The two cases before the Supreme Court – Little v. Hecox and West Virginia v. B.P.J. – challenged state restrictions on the grounds that transgender athletes have protection under Title IX and the 14th Amendment.
Berg asserted that the 9th Circuit got it right: “A blanket ban on transgender girls playing school sports … regardless of their medical history, regardless of their age, regardless of the sport that they’re playing, regardless of any other factors” would violate those athletes’ Equal Protection rights.
“The state has not provided any reason that’s rational to exclude these girls from girls’ teams,” she said.
The Idaho case involved a track and field athlete named Lindsay Hecox, now 24, who wanted to compete at Boise State University. State officials didn’t want her to compete, and in 2020, the Legislature enacted the Fairness in Women’s Sports Act, a ban on transgender athletes competing under anything but their gender at birth. Gov.

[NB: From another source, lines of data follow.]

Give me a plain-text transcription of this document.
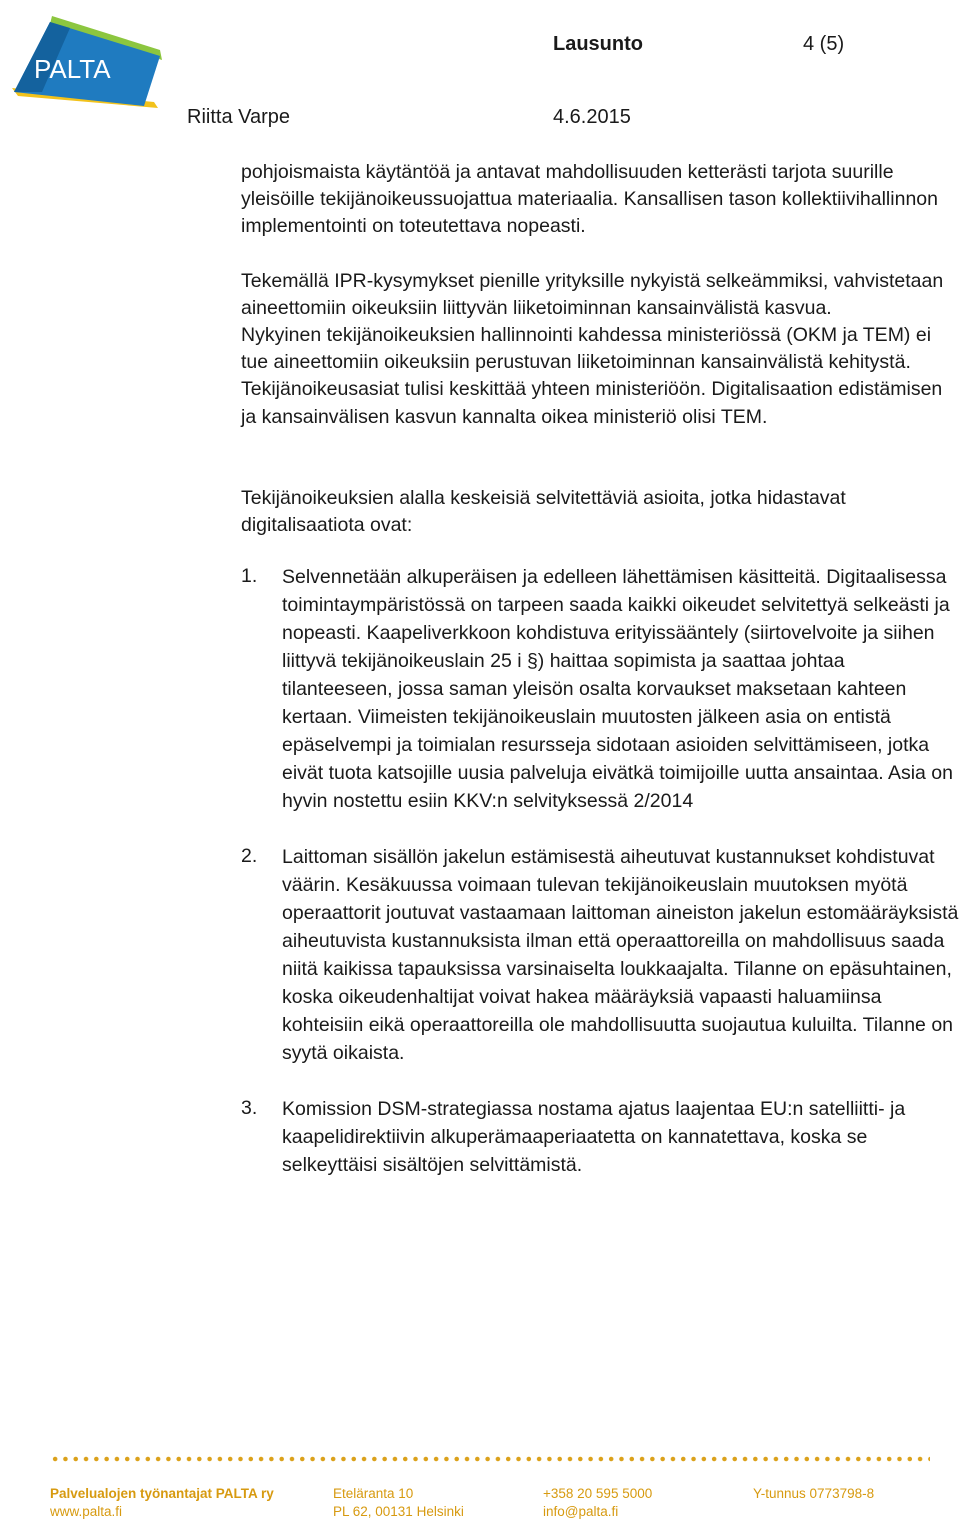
PALTA
Lausunto	4 (5)
Riitta Varpe	4.6.2015

pohjoismaista käytäntöä ja antavat mahdollisuuden ketterästi tarjota suurille yleisöille tekijänoikeussuojattua materiaalia. Kansallisen tason kollektiivihallinnon implementointi on toteutettava nopeasti.

Tekemällä IPR-kysymykset pienille yrityksille nykyistä selkeämmiksi, vahvistetaan aineettomiin oikeuksiin liittyvän liiketoiminnan kansainvälistä kasvua.

Nykyinen tekijänoikeuksien hallinnointi kahdessa ministeriössä (OKM ja TEM) ei tue aineettomiin oikeuksiin perustuvan liiketoiminnan kansainvälistä kehitystä. Tekijänoikeusasiat tulisi keskittää yhteen ministeriöön. Digitalisaation edistämisen ja kansainvälisen kasvun kannalta oikea ministeriö olisi TEM.

Tekijänoikeuksien alalla keskeisiä selvitettäviä asioita, jotka hidastavat digitalisaatiota ovat:

1. Selvennetään alkuperäisen ja edelleen lähettämisen käsitteitä. Digitaalisessa toimintaympäristössä on tarpeen saada kaikki oikeudet selvitettyä selkeästi ja nopeasti. Kaapeliverkkoon kohdistuva erityissääntely (siirtovelvoite ja siihen liittyvä tekijänoikeuslain 25 i §) haittaa sopimista ja saattaa johtaa tilanteeseen, jossa saman yleisön osalta korvaukset maksetaan kahteen kertaan. Viimeisten tekijänoikeuslain muutosten jälkeen asia on entistä epäselvempi ja toimialan resursseja sidotaan asioiden selvittämiseen, jotka eivät tuota katsojille uusia palveluja eivätkä toimijoille uutta ansaintaa. Asia on hyvin nostettu esiin KKV:n selvityksessä 2/2014

2. Laittoman sisällön jakelun estämisestä aiheutuvat kustannukset kohdistuvat väärin. Kesäkuussa voimaan tulevan tekijänoikeuslain muutoksen myötä operaattorit joutuvat vastaamaan laittoman aineiston jakelun estomääräyksistä aiheutuvista kustannuksista ilman että operaattoreilla on mahdollisuus saada niitä kaikissa tapauksissa varsinaiselta loukkaajalta. Tilanne on epäsuhtainen, koska oikeudenhaltijat voivat hakea määräyksiä vapaasti haluamiinsa kohteisiin eikä operaattoreilla ole mahdollisuutta suojautua kuluilta. Tilanne on syytä oikaista.

3. Komission DSM-strategiassa nostama ajatus laajentaa EU:n satelliitti- ja kaapelidirektiivin alkuperämaaperiaatetta on kannatettava, koska se selkeyttäisi sisältöjen selvittämistä.

Palvelualojen työnantajat PALTA ry
www.palta.fi
Eteläranta 10
PL 62, 00131 Helsinki
+358 20 595 5000
info@palta.fi
Y-tunnus 0773798-8
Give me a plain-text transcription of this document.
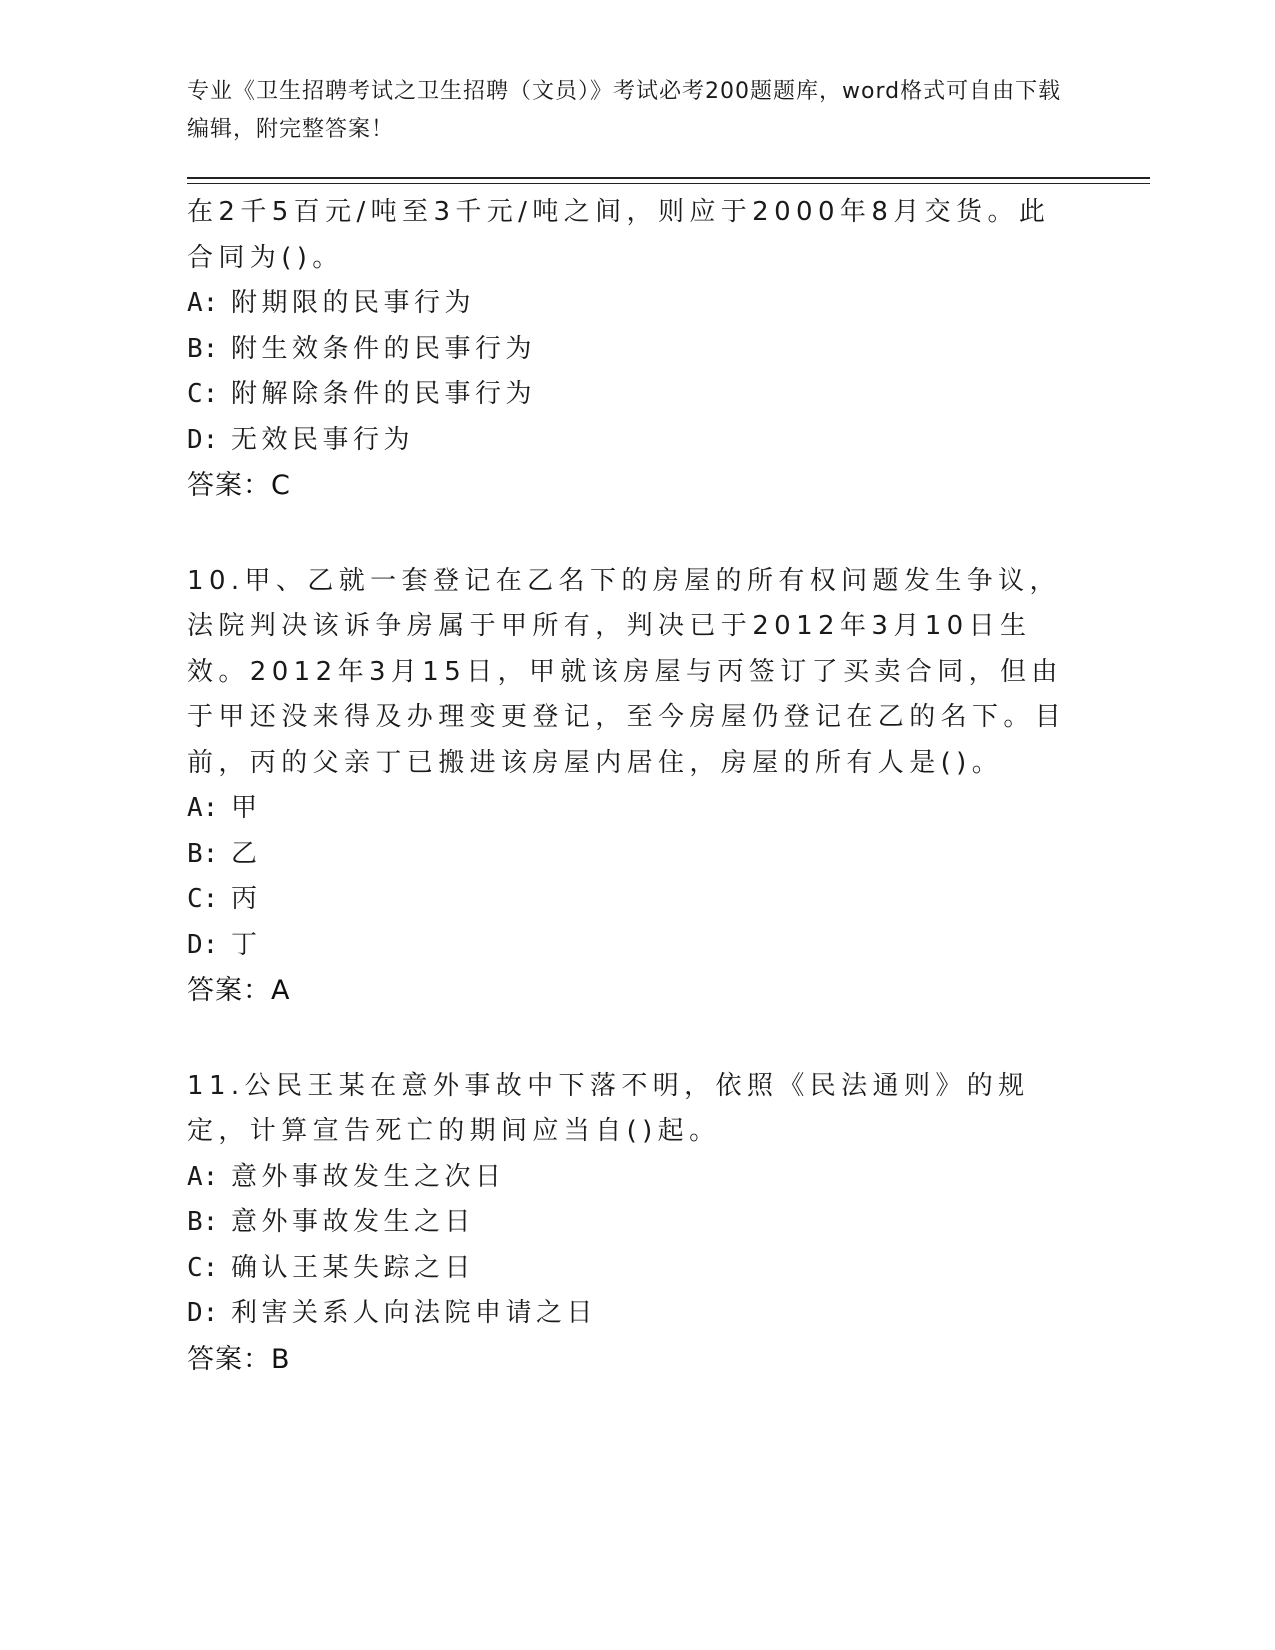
专业《卫生招聘考试之卫生招聘（文员）》考试必考200题题库，word格式可自由下载编辑，附完整答案！

在2千5百元/吨至3千元/吨之间，则应于2000年8月交货。此合同为()。

A: 附期限的民事行为

B: 附生效条件的民事行为

C: 附解除条件的民事行为

D: 无效民事行为

答案：C

10.甲、乙就一套登记在乙名下的房屋的所有权问题发生争议，法院判决该诉争房属于甲所有，判决已于2012年3月10日生效。2012年3月15日，甲就该房屋与丙签订了买卖合同，但由于甲还没来得及办理变更登记，至今房屋仍登记在乙的名下。目前，丙的父亲丁已搬进该房屋内居住，房屋的所有人是()。

A: 甲

B: 乙

C: 丙

D: 丁

答案：A

11.公民王某在意外事故中下落不明，依照《民法通则》的规定，计算宣告死亡的期间应当自()起。

A: 意外事故发生之次日

B: 意外事故发生之日

C: 确认王某失踪之日

D: 利害关系人向法院申请之日

答案：B
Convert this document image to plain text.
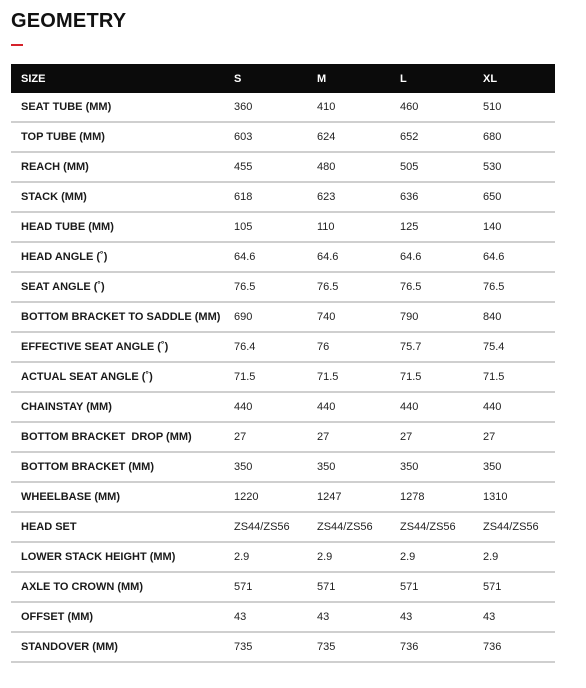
GEOMETRY
SIZE	S	M	L	XL
SEAT TUBE (MM)	360	410	460	510
TOP TUBE (MM)	603	624	652	680
REACH (MM)	455	480	505	530
STACK (MM)	618	623	636	650
HEAD TUBE (MM)	105	110	125	140
HEAD ANGLE (˚)	64.6	64.6	64.6	64.6
SEAT ANGLE (˚)	76.5	76.5	76.5	76.5
BOTTOM BRACKET TO SADDLE (MM)	690	740	790	840
EFFECTIVE SEAT ANGLE (˚)	76.4	76	75.7	75.4
ACTUAL SEAT ANGLE (˚)	71.5	71.5	71.5	71.5
CHAINSTAY (MM)	440	440	440	440
BOTTOM BRACKET  DROP (MM)	27	27	27	27
BOTTOM BRACKET (MM)	350	350	350	350
WHEELBASE (MM)	1220	1247	1278	1310
HEAD SET	ZS44/ZS56	ZS44/ZS56	ZS44/ZS56	ZS44/ZS56
LOWER STACK HEIGHT (MM)	2.9	2.9	2.9	2.9
AXLE TO CROWN (MM)	571	571	571	571
OFFSET (MM)	43	43	43	43
STANDOVER (MM)	735	735	736	736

Brad Little, a Republican, signed it.
A federal court blocked enforcement, and the 9th Circuit upheld the lower court.
Hecox began testosterone suppression and estrogen treatments in her first year at Boise State.
House Education and Workforce Committee Chairman Tim Walberg, R-Mich., lauded the ruling, saying the justices “stood up for fairness, common sense, and the integrity of women’s sports.”
“Women’s sports are for women. Unfortunately, radical gender ideology bolstered by policies pushed under the Biden-Harris administration chipped away at Title IX protections,” he said.